Citizens calling talk shows yesterday, posting comments on the Express website, and discussing the issue elsewhere, have linked the performance of Foreign Affairs Minister Suruj Rambachan, who was a guest on the First Up show last Thursday, with Mr Mohammed's precipitate dismissal two days later. Mr Rambachan, surprisingly assuming the role of the show host he once was, questioned Mr Mohammed on whether, as a Muslim, he had a problem with women leaders.

Displaying more diplomacy than the Foreign Affairs Minister, Mr Mohammed replied that he did not believe in having women in religious leadership, but that he had no problem with a woman as a national leader.

CEO Ali claims that the decision to terminate Mr Mohammed had been made long before that interview. He and the Government will find this line a hard sell. Even if it is true, Minister Rambachan, by his attitude and words, has undermined the Government's free speech bona fides, and the ensuing action can have only destabilising effects at CNMG.

Neither does Mr Ali's claim that Mr Mohammed's firing was a "cost-cutting measure" fly very well. The most effective cuts in cost would be ones which made the CNMG profitable.

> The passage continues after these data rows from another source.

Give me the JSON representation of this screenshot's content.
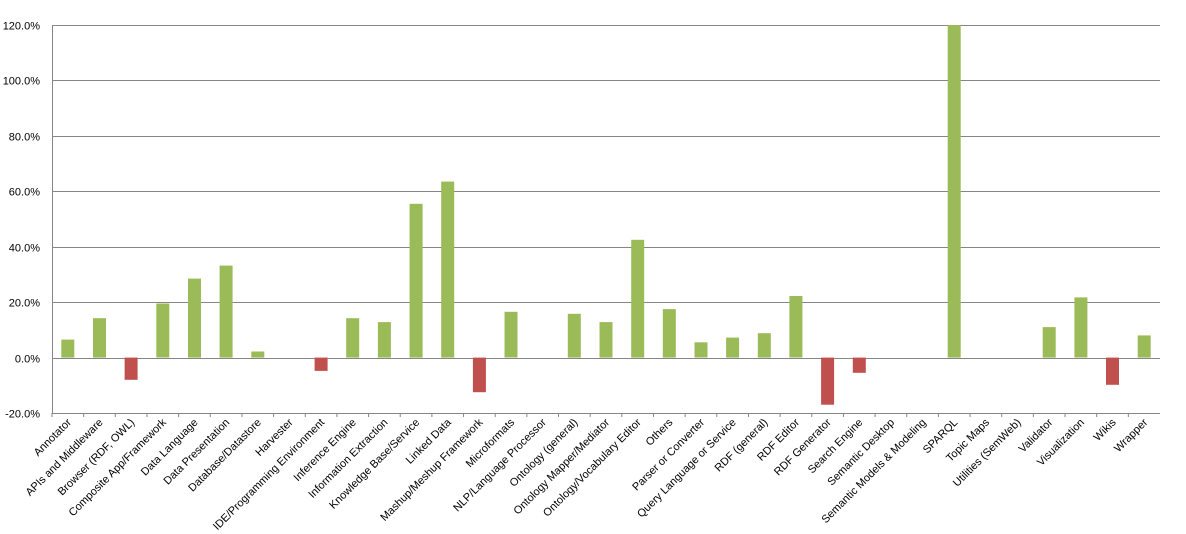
{
  "chart_data": {
    "type": "bar",
    "title": "",
    "xlabel": "",
    "ylabel": "",
    "ylim": [
      -20,
      120
    ],
    "ytick_step": 20,
    "ytick_format": "percent_1dp",
    "grid": true,
    "legend": "none",
    "colors": {
      "positive": "#9bbb59",
      "negative": "#c0504d",
      "grid": "#868686",
      "axis": "#868686"
    },
    "categories": [
      "Annotator",
      "APIs and Middleware",
      "Browser (RDF, OWL)",
      "Composite App/Framework",
      "Data Language",
      "Data Presentation",
      "Database/Datastore",
      "Harvester",
      "IDE/Programming Environment",
      "Inference Engine",
      "Information Extraction",
      "Knowledge Base/Service",
      "Linked Data",
      "Mashup/Meshup Framework",
      "Microformats",
      "NLP/Language Processor",
      "Ontology (general)",
      "Ontology Mapper/Mediator",
      "Ontology/Vocabulary Editor",
      "Others",
      "Parser or Converter",
      "Query Language or Service",
      "RDF (general)",
      "RDF Editor",
      "RDF Generator",
      "Search Engine",
      "Semantic Desktop",
      "Semantic Models & Modeling",
      "SPARQL",
      "Topic Maps",
      "Utilities (SemWeb)",
      "Validator",
      "Visualization",
      "Wikis",
      "Wrapper"
    ],
    "values": [
      6.5,
      14.2,
      -8.0,
      19.5,
      28.5,
      33.2,
      2.2,
      0,
      -4.8,
      14.2,
      12.8,
      55.5,
      63.5,
      -12.5,
      16.5,
      0,
      15.8,
      12.8,
      42.5,
      17.5,
      5.5,
      7.2,
      8.8,
      22.2,
      -17.0,
      -5.5,
      0,
      0,
      120.0,
      0,
      0,
      11.0,
      21.7,
      -9.8,
      8.0
    ]
  }
}
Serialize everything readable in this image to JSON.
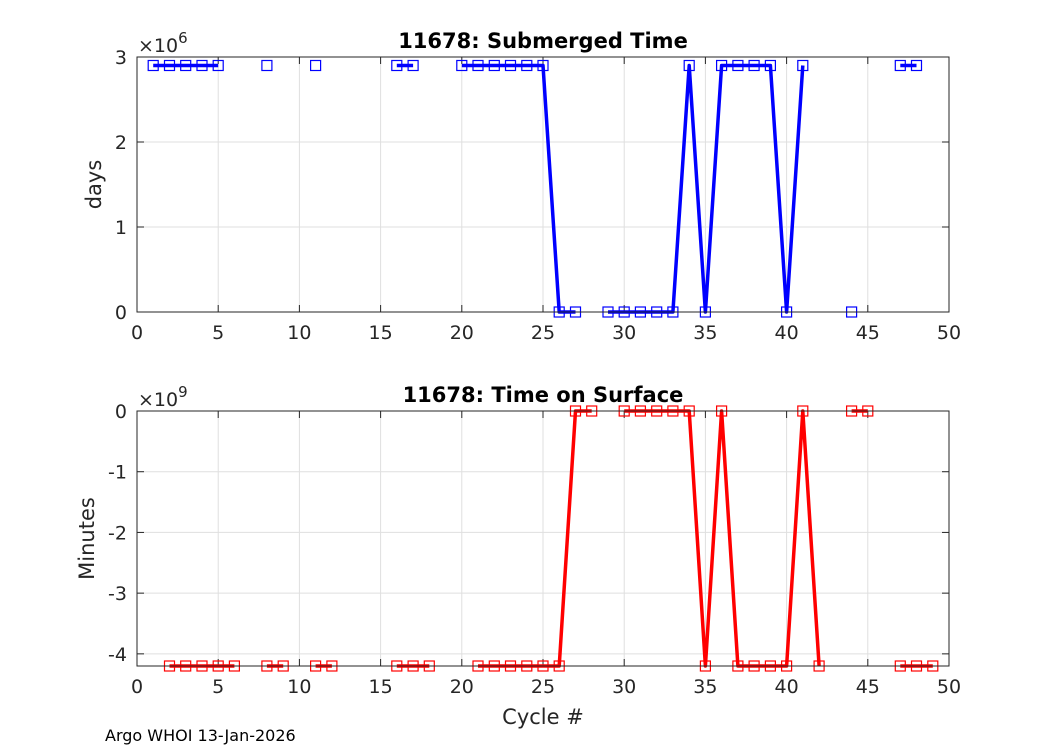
{
  "footer": "Argo WHOI 13-Jan-2026",
  "chart_data": [
    {
      "type": "line",
      "title": "11678: Submerged Time",
      "xlabel": "",
      "ylabel": "days",
      "exponent_base": "×10",
      "exponent_power": "6",
      "xlim": [
        0,
        50
      ],
      "ylim": [
        0,
        3
      ],
      "x_ticks": [
        0,
        5,
        10,
        15,
        20,
        25,
        30,
        35,
        40,
        45,
        50
      ],
      "y_ticks": [
        0,
        1,
        2,
        3
      ],
      "grid": true,
      "color": "#0000ff",
      "marker": "square",
      "segments": [
        [
          [
            1,
            2.9
          ],
          [
            2,
            2.9
          ],
          [
            3,
            2.9
          ],
          [
            4,
            2.9
          ],
          [
            5,
            2.9
          ]
        ],
        [
          [
            8,
            2.9
          ]
        ],
        [
          [
            11,
            2.9
          ]
        ],
        [
          [
            16,
            2.9
          ],
          [
            17,
            2.9
          ]
        ],
        [
          [
            20,
            2.9
          ],
          [
            21,
            2.9
          ],
          [
            22,
            2.9
          ],
          [
            23,
            2.9
          ],
          [
            24,
            2.9
          ],
          [
            25,
            2.9
          ],
          [
            26,
            0
          ],
          [
            27,
            0
          ]
        ],
        [
          [
            29,
            0
          ],
          [
            30,
            0
          ],
          [
            31,
            0
          ],
          [
            32,
            0
          ],
          [
            33,
            0
          ],
          [
            34,
            2.9
          ],
          [
            35,
            0
          ],
          [
            36,
            2.9
          ],
          [
            37,
            2.9
          ],
          [
            38,
            2.9
          ],
          [
            39,
            2.9
          ],
          [
            40,
            0
          ],
          [
            41,
            2.9
          ]
        ],
        [
          [
            44,
            0
          ]
        ],
        [
          [
            47,
            2.9
          ],
          [
            48,
            2.9
          ]
        ]
      ]
    },
    {
      "type": "line",
      "title": "11678: Time on Surface",
      "xlabel": "Cycle #",
      "ylabel": "Minutes",
      "exponent_base": "×10",
      "exponent_power": "9",
      "xlim": [
        0,
        50
      ],
      "ylim": [
        -4.2,
        0
      ],
      "x_ticks": [
        0,
        5,
        10,
        15,
        20,
        25,
        30,
        35,
        40,
        45,
        50
      ],
      "y_ticks": [
        0,
        -1,
        -2,
        -3,
        -4
      ],
      "grid": true,
      "color": "#ff0000",
      "marker": "square",
      "segments": [
        [
          [
            2,
            -4.2
          ],
          [
            3,
            -4.2
          ],
          [
            4,
            -4.2
          ],
          [
            5,
            -4.2
          ],
          [
            6,
            -4.2
          ]
        ],
        [
          [
            8,
            -4.2
          ],
          [
            9,
            -4.2
          ]
        ],
        [
          [
            11,
            -4.2
          ],
          [
            12,
            -4.2
          ]
        ],
        [
          [
            16,
            -4.2
          ],
          [
            17,
            -4.2
          ],
          [
            18,
            -4.2
          ]
        ],
        [
          [
            21,
            -4.2
          ],
          [
            22,
            -4.2
          ],
          [
            23,
            -4.2
          ],
          [
            24,
            -4.2
          ],
          [
            25,
            -4.2
          ],
          [
            26,
            -4.2
          ],
          [
            27,
            0
          ],
          [
            28,
            0
          ]
        ],
        [
          [
            30,
            0
          ],
          [
            31,
            0
          ],
          [
            32,
            0
          ],
          [
            33,
            0
          ],
          [
            34,
            0
          ],
          [
            35,
            -4.2
          ],
          [
            36,
            0
          ],
          [
            37,
            -4.2
          ],
          [
            38,
            -4.2
          ],
          [
            39,
            -4.2
          ],
          [
            40,
            -4.2
          ],
          [
            41,
            0
          ],
          [
            42,
            -4.2
          ]
        ],
        [
          [
            44,
            0
          ],
          [
            45,
            0
          ]
        ],
        [
          [
            47,
            -4.2
          ],
          [
            48,
            -4.2
          ],
          [
            49,
            -4.2
          ]
        ]
      ]
    }
  ]
}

Mr Ali may not be aware that, in its former incarnations as Trinidad and Tobago Television (TTT) and the National Broadcasting Network (NBN), the company's books actually went into the black. That success was short-lived, however, in part because political interference by the United National Congress administration undermined viewership. Bending to political pressure always harms media houses which, like banks, must be seen as trustworthy in order to survive. This is so even for privately owned media, as the Guardian newspaper discovered in 1996, when it appeared to be kowtowing to government power.

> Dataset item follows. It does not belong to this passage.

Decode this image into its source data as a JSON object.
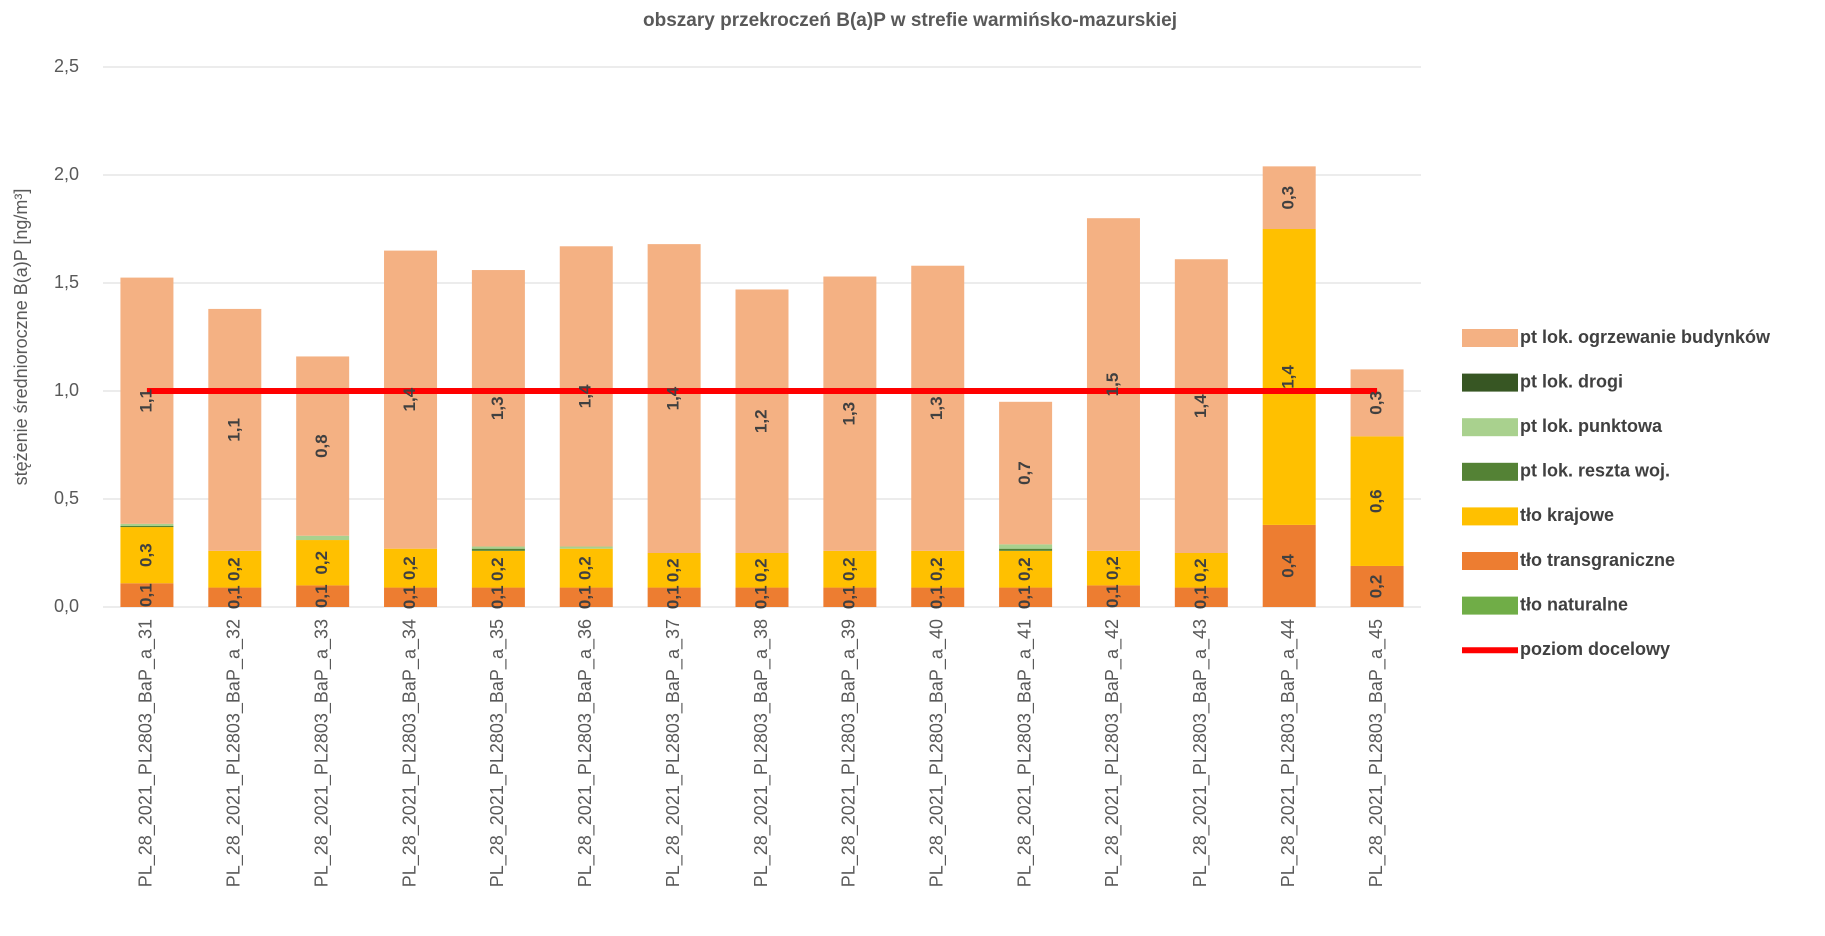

The Partnership's wielding of the rod of political correction, in its dual capacity of government and proprietor, will further undermine CNMG's professional standing, and potentially cost the station viewers and therefore advertisers. It appears that the new administration, like that under Basdeo Panday, needs to appreciate that the State-owned entity cannot viably subsist as a Government mouthpiece or pawn. Its reason for being remains to serve the interests of all the people, not just People's Partnership partisans.